Une onde de choc a parcouru la France suite à la découverte tragique du corps de Lyhanna, une jeune fille de 11 ans originaire du Gers. En mémoire de l’enfant et pour dénoncer les violences faites aux mineurs, une marche blanche est organisée ce lundi 7 juin dans plus de cent villes à travers le pays. Ces événements sont soutenus par la Fondation des Femmes et divers collectifs locaux.
Dans le Gard, l'association Rêvesolutions, qui accompagne les victimes de violences sexistes et sexuelles, appelle à la mobilisation. Les participants se rassembleront à 19 heures, devant le Tribunal judiciaire de Nîmes, près des arènes. Un événement similaire est prévu à Mende, en Lozère, au même moment.
Un appel à l’action pour protéger les victimes
Malika Taguelmint, vice-présidente de Rêvesolutions, affirme que cette affaire met en lumière des lacunes importantes dans le système de protection des victimes. “Souvent, quand nous intervenons, c'est après qu'il y ait eu un drame. Cela pose la question des signaux d'alerte souvent ignorés”, déclare-t-elle.
Elle évoque les antécédents du principal suspect et s'interroge : “Pourquoi fallait-il attendre une tragédie pour que les autorités réagissent ?” Cette situation n'est pas sans rappeler d'autres incidents où des enquêtes étaient déjà en cours sans action concrète. Le suspect avait même été écarté de son lycée pour des comportements inappropriés envers des mineurs, ce qui soulève des interrogations sur l'efficacité du système.

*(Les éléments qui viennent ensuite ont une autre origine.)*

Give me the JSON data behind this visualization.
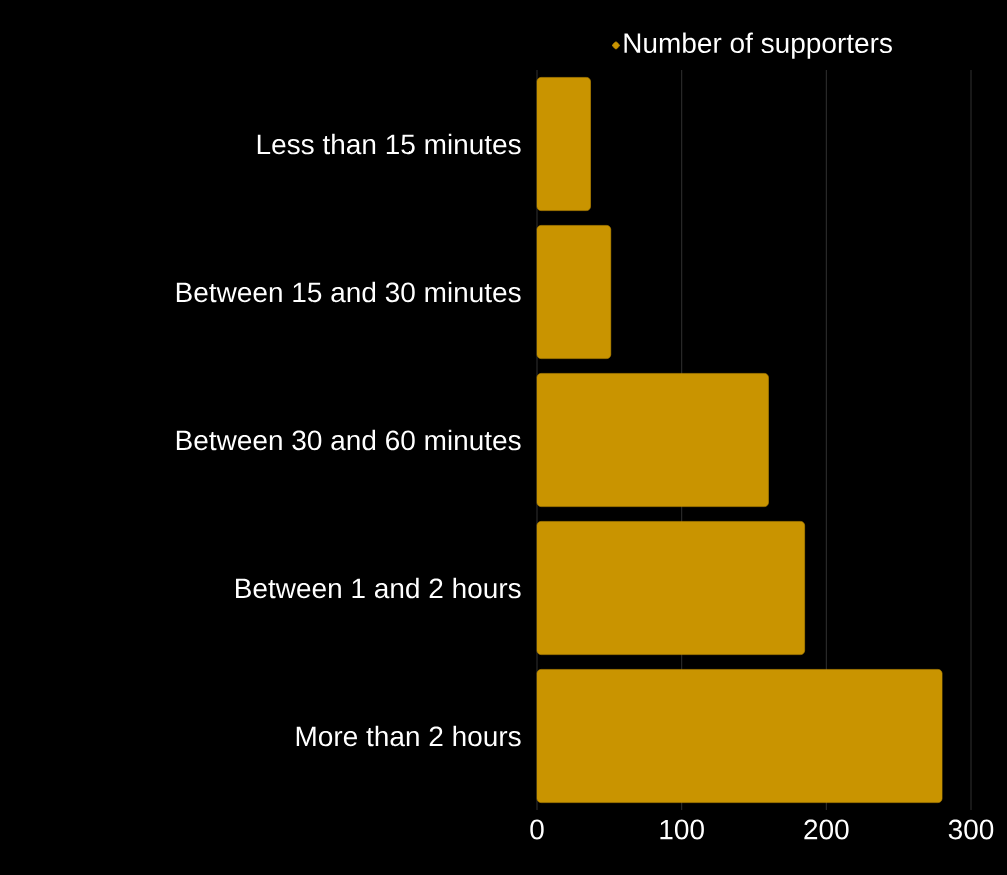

Malgré la douleur et la colère engendrées par cette affaire, Malika insiste sur le fait qu'il n'existe pas de solutions simples. “Chaque situation est unique, et parfois des drames se produisent simplement à cause d'une mauvaise rencontre”, souligne-t-elle.
La marche de ce soir n’est pas seulement un hommage à Lyhanna, mais un cri de ralliement pour inciter les autorités à agir. “Nous demandons un renforcement des mesures de protection et une réactivité accrue des décideurs”, conclut-elle, appelant à une mobilisation collective pour préserver la sécurité des enfants.
Cette initiative s’inscrit dans un mouvement plus large, visant à sensibiliser le public aux violences faites aux enfants, un sujet souvent tabou mais qui nécessite une attention urgente et soutenue.